Material Echos WITW Amsterdam

Group Exhibition
28 October - 18 November 2022

Exhibition Opening: Friday 28 October 2022
Exhibition Closure: Friday 18 November 2022

WHATIFTHEWORLD is pleased to present Material Echos a group exhibition featuring the work of Stephané Edith Conradie, Sthenjwa Luthuli, Asemahle Ntlonti, Ben Orkin, Talia Ramkilawan, Athi-Patra Ruga, and Chris Soal.

Material Echos presents the work of seven Southern African artists who engage materially and conceptually with the notion of accumulation. Through repetitive marking, recursive motion, intricate technical processing and the amassing of objects, these artists measure out time and matter.

Time is divided and made visible in these works through the accrual of small gestures, each movement following the next. There is a logic to this toil that sits in opposition to the idea that human experience can be encapsulated by a singular or overarching narrative. This exhibition considers social, historical, cultural and ecological narratives through an infinitesimal lens.

Chris Soal transforms everyday ephemera and found objects into textured, undulating forms. Uses the banal discarded beer cap and inconsequential toothpick to mediate his engagement with global ecological change; He accrues, shapes and distorts these objects to the point where they become untethered from their prior associations. This elaborate deception initiates a sequence of wonder, confusion and exposure that motivates for a re-examination of the ways in which we look and see.

Sthenjwa Luthuli’s meticulously carved woodblocks are a study in synchronised movement. His meditative labour reverberates off the surface of his work in which time is embedded through rhythmic marking. Each small, precise groove describes a moment or trace within a seemingly infinite narrative. His imperfect, handmade marks describe an infinite spiritual realm.

The rich possibilities of detail play an integral role in the work of both Athi-Patra Ruga and Talia Ramkilawan.
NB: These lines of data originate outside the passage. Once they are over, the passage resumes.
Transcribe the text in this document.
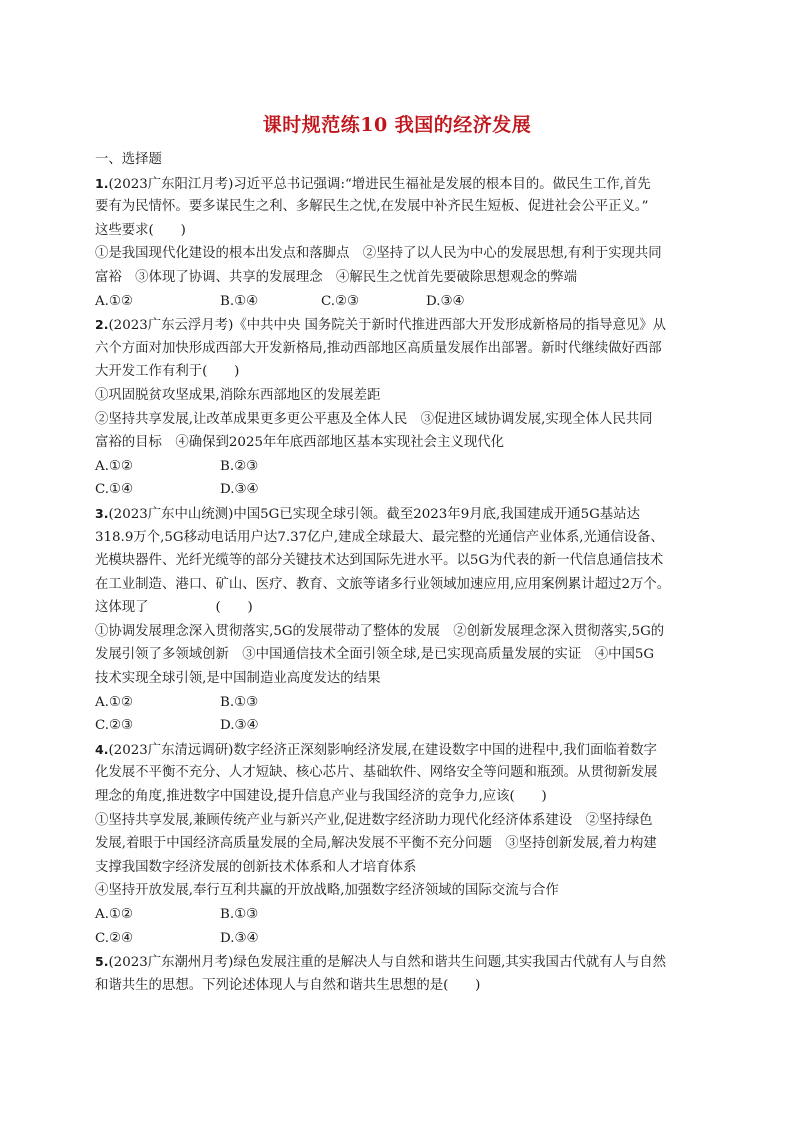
课时规范练10 我国的经济发展
一、选择题
1.(2023广东阳江月考)习近平总书记强调:“增进民生福祉是发展的根本目的。做民生工作,首先
要有为民情怀。要多谋民生之利、多解民生之忧,在发展中补齐民生短板、促进社会公平正义。”
这些要求(　　)
①是我国现代化建设的根本出发点和落脚点　②坚持了以人民为中心的发展思想,有利于实现共同
富裕　③体现了协调、共享的发展理念　④解民生之忧首先要破除思想观念的弊端
A.①②	B.①④	C.②③	D.③④
2.(2023广东云浮月考)《中共中央 国务院关于新时代推进西部大开发形成新格局的指导意见》从
六个方面对加快形成西部大开发新格局,推动西部地区高质量发展作出部署。新时代继续做好西部
大开发工作有利于(　　)
①巩固脱贫攻坚成果,消除东西部地区的发展差距
②坚持共享发展,让改革成果更多更公平惠及全体人民　③促进区域协调发展,实现全体人民共同
富裕的目标　④确保到2025年年底西部地区基本实现社会主义现代化
A.①②	B.②③
C.①④	D.③④
3.(2023广东中山统测)中国5G已实现全球引领。截至2023年9月底,我国建成开通5G基站达
318.9万个,5G移动电话用户达7.37亿户,建成全球最大、最完整的光通信产业体系,光通信设备、
光模块器件、光纤光缆等的部分关键技术达到国际先进水平。以5G为代表的新一代信息通信技术
在工业制造、港口、矿山、医疗、教育、文旅等诸多行业领域加速应用,应用案例累计超过2万个。
这体现了　　　　　(　　)
①协调发展理念深入贯彻落实,5G的发展带动了整体的发展　②创新发展理念深入贯彻落实,5G的
发展引领了多领域创新　③中国通信技术全面引领全球,是已实现高质量发展的实证　④中国5G
技术实现全球引领,是中国制造业高度发达的结果
A.①②	B.①③
C.②③	D.③④
4.(2023广东清远调研)数字经济正深刻影响经济发展,在建设数字中国的进程中,我们面临着数字
化发展不平衡不充分、人才短缺、核心芯片、基础软件、网络安全等问题和瓶颈。从贯彻新发展
理念的角度,推进数字中国建设,提升信息产业与我国经济的竞争力,应该(　　)
①坚持共享发展,兼顾传统产业与新兴产业,促进数字经济助力现代化经济体系建设　②坚持绿色
发展,着眼于中国经济高质量发展的全局,解决发展不平衡不充分问题　③坚持创新发展,着力构建
支撑我国数字经济发展的创新技术体系和人才培育体系
④坚持开放发展,奉行互利共赢的开放战略,加强数字经济领域的国际交流与合作
A.①②	B.①③
C.②④	D.③④
5.(2023广东潮州月考)绿色发展注重的是解决人与自然和谐共生问题,其实我国古代就有人与自然
和谐共生的思想。下列论述体现人与自然和谐共生思想的是(　　)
Ramkilawan’s tufty and generous wall pieces are made through a process of rug hooking, where wool is repeatedly threaded through open-weave fabric to develop an image with a warm, bright, rug-like texture. The characters, scenes and text-based elements in her work are affirmations of her South African Indian identity within a society that has sought, through various means for centuries, to erase it.

An abundance of pattern, colour and movement distinguishes Ruga’s work, which imagines a mythical, utopian space as a way of thinking through social and political realities. His practice across disciplines involves the sumptuous layering of references, resulting in heightened and hybrid forms.

Beadwork is a marker of communal making and sharing for Asemahle Ntlonti, whose intricate works string together a narrative of physical, psychological and spiritual displacement. Ntlonti traces and reflects on her own isiXhosa lineage through her medium and process.

Stephané Conradie’s assemblages of knick-knacks consider the status afforded seemingly unrelated and commonplace objects within low-income homes in Southern Africa. For Conradie, these treasures and their domestic arrangements serve as a jumbled index of social value systems and creolisation within postcolonial material culture. She repurposes the familiar, domestic keepsake as humble tool to unpack the unfathomable proportions of colonial legacies.

Ben Orkin’s soft, rolling, tactile forms are bodily echoes that signify queer relations in the abstract. His ceramic sculptures resonate with the sensitivity and care of their handling.

Gathered together, these varied practices reveal capacities for healing and reflection within composite processes of making while also examining how certain materials and methods are culturally encoded. Where Ntloni uses beadwork as a means of connecting to collective and communal practices, Ruga queers the feminine coding of tapestry and embroidery in service of a political and social critique. In each case, unfathomable concerns are made tangible, human-sized and comprehensible through small moments whose implications exceed the sum of their parts.

The repetition and intricacies of these works challenge the foundations that propel societal norms. What does it mean to perform the same action over and over again and what are the implications of this for our understanding of labour in its various forms? What does it mean to collect, categorise and arrange and how can the taxonomies that underlie this instinct be reconfigured? What is the significance or value of a single mark or presence within broader contemporary and historical narrative? These tiny, ringing gestures assert subjective experience as indivisible from that of the grand narrative.